Sun: 25km, 2.14 (starting to get sick)
Mon: 35min
Tues: 4 x 5mins@4.10 pace with grp of my Masters guys running Paris this weekend.
Wed: 19km, 1.40
Thurs. quite sick started the track session and after an 85sec quarter just didnt recover in the float and stepped off. (11km total with jogging either side)
Fri: 10km feeling lot better
Sat: 15km (5km warmup, 5km hill fartlek, 1km jog down hill, 4km tempo on flat). My European variation of the session we did with AIS squad in Stromlo Forest, Canberra "back in the day". HR was highest Ive seen it in years on some of the hard hills (176bpm). A decent work after a crappy week.
100km in total. no doubles and no core or achilles rehab. Too busy and/or unwell/slack.

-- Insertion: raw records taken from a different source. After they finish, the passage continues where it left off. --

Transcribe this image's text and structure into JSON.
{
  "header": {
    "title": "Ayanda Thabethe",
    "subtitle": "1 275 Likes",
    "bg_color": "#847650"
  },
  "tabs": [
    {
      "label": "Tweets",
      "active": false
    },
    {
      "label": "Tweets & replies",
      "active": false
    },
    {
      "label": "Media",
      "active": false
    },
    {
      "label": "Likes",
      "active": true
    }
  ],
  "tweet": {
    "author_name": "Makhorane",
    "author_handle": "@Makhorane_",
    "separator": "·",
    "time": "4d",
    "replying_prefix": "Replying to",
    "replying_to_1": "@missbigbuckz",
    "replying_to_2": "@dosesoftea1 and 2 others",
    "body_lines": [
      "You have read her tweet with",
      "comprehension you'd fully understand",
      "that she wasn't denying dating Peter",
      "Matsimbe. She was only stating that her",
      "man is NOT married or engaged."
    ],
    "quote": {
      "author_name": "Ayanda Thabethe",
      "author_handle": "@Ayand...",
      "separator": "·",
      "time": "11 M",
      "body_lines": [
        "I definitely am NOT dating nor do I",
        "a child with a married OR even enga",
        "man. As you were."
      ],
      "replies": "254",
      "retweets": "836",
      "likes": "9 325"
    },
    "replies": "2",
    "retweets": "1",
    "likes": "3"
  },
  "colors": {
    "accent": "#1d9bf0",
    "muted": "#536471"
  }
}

Now to ife events. As I left for my Sunday run, a came across a chap who had appeared to have just had a cardiac arrest. As first on seen I did my due diligence and began CPR as there was no pulse. Another from our group arrived and called paramedics who arrived quickly. After 35mins the attempt to revive him was terminated. The long was was rather solemn after that start.
Sunday I was coming down with the virus and went to bed at about 8pm feeling quite unwell. At midnight my wife woke me to say that she was starting to have contractions..... I rested as much as I could over the next hours. At 6am wife suggested that if i was planning to run today I should go now :-). jogged 35mins and we then went to hospital. At 17.34 on April 1st our son was born.
An intense experience and the life-death nexus I had witnessed over the previous day and half left me rather emotionally drained. Week was spent trying to work, survive my cold, and spend as much time at the clinic with my new family.
I'd wager most on this thread are at the opposite end of their parenting duties to me... and think I'm crazy ;-). its all new (our first child) and I guess running will be pushed further into the background for awhile. Life is never dull it seems.
Anyways, I am being self indulgent and for any who read this far, thanks for indulging me.
In relationship to the question around focussing on 5k training to run a better marathon I've always found and felt that most recreational athletes and many elite athletes actually run a better 5km after marathon training. Echoing sentiments by others above, most folks run more mileage and more tempos/threshold run during marathon training which results in them being aerobically "fitter" and more efficient. GreteHund you have good speed with those 400s and 200s you posted - Id imagine though you must be having a longish recovery? My experience is that for improving distance performances, running the 400s slower and having a shorter and/or float recovery is more effective and replicates racing.
Have a good week all and again sorry for personal rant.